Hint: You may use Python's built-in random.choices function or NumPy's numpy.random.choice function to select the next day's weather based on the relevant relative probabilities. Think of what the function of your choice takes as an argument, and that will help you decide what attributes MarkovIterator.__init__() needs.

Part C: Prediction using Markov chain [20 pts]¶

You will complete this part in the files Markov.py and P1C.py.

In this part, we will predict what the weather will be like in a week for five different cities given each city's current weather.

We can generate predictions for a city's weather in seven days by using the Markov iterator implemented in the previous part. To do so, make the following modifications to your Markov class:

  • Modify __init__ such that it accepts an optional argument day_zero_weather (with default value None) which is the weather of the current day, and stores it as the instance variable day_zero_weather.
  • Implement the method _simulate_weather_for_day(day), where day is a non-negative integer representing the number of days from the current day. This method returns the predicted weather as a string on the specified day.
    • Hint: Make sure that your method returns a sensible result (i.e. the current day's weather) for day = 0.

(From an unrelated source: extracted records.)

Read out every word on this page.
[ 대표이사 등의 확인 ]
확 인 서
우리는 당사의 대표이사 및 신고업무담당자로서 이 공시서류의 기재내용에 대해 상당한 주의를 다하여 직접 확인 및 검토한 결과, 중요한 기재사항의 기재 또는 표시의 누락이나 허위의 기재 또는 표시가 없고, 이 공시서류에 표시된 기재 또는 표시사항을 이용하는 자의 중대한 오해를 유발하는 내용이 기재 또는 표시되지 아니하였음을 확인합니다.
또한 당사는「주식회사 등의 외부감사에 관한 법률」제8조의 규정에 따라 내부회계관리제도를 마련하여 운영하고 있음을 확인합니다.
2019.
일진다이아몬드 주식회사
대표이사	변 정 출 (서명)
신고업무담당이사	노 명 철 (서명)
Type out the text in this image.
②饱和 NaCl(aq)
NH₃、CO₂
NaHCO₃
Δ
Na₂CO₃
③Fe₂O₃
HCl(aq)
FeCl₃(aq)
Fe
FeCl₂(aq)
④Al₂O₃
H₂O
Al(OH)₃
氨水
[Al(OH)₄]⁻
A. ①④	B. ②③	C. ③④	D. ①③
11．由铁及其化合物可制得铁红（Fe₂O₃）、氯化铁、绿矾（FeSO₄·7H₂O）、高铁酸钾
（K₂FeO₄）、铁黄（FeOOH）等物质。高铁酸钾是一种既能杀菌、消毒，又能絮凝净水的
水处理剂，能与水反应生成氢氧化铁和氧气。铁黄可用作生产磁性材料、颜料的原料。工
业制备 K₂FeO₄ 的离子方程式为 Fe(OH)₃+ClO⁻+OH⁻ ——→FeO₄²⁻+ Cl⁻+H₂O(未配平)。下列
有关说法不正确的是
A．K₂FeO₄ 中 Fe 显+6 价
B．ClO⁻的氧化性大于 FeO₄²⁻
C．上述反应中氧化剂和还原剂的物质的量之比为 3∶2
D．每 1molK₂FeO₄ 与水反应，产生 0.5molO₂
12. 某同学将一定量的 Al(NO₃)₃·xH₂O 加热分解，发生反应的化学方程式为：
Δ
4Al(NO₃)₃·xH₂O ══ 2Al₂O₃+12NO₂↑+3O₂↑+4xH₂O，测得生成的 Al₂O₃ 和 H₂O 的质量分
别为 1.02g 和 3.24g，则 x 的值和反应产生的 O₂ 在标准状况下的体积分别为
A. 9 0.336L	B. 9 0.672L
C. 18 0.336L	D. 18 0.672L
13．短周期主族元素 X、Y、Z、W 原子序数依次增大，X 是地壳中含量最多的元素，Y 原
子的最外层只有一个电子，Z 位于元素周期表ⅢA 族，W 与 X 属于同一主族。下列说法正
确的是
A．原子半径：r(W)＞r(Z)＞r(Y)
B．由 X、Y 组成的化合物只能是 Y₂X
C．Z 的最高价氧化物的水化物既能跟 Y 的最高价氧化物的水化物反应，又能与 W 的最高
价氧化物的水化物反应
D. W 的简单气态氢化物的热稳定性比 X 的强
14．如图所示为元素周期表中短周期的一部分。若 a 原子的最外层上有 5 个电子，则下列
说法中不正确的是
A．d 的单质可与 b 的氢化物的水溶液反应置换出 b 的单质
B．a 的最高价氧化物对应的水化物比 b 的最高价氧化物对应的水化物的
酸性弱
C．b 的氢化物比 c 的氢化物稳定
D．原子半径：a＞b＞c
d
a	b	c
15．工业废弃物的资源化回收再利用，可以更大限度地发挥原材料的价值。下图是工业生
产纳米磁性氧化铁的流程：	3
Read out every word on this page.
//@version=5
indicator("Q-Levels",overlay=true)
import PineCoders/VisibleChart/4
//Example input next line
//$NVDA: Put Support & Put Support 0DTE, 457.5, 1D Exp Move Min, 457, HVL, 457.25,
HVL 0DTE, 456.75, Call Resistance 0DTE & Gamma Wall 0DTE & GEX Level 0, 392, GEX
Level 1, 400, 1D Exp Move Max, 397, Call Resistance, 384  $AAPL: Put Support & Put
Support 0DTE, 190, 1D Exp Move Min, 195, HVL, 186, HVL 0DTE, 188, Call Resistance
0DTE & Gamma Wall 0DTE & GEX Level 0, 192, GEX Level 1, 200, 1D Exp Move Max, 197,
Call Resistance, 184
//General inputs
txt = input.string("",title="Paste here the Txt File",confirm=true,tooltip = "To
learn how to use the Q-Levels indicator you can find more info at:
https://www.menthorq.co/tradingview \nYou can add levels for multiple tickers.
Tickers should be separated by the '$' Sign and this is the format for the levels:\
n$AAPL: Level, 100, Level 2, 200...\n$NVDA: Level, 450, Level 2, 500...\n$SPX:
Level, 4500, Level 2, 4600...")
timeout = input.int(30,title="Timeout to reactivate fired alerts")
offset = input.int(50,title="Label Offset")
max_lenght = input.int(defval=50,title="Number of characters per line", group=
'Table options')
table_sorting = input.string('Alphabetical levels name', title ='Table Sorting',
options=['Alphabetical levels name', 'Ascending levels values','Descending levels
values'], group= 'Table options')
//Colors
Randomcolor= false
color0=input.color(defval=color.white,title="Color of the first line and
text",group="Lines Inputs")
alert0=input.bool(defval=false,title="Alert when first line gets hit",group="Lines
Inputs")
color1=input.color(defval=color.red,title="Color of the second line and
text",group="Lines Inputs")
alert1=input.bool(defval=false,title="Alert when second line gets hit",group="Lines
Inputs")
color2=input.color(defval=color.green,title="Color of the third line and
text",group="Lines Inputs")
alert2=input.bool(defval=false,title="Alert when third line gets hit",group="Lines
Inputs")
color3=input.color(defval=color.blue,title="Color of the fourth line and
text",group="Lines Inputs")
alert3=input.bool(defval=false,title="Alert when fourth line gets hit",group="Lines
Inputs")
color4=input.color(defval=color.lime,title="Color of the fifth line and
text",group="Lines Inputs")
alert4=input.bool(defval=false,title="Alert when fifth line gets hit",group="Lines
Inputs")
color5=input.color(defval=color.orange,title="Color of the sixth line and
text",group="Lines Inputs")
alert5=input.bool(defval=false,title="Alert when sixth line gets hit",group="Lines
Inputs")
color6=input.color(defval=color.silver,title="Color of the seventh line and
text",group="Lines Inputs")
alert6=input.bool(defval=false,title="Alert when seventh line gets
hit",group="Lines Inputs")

For the purposes of this problem, rather than just producing just one simulation per city, we would like to simulate 100 such predictions per city, and store the most commonly occuring predictions. To that end, please implement get_weather_for_day, which uses _simulate_weather_for_day to run the simulation for trials number of times:

  • get_weather_for_day(day, trials): Returns list of strings of length trials where each element is the predicted weather for each trial. Assign a default value to trials. day is an integer representing how far from the current day we want to predict the weather. For example, if day=3, then we want to predict the weather on day 3.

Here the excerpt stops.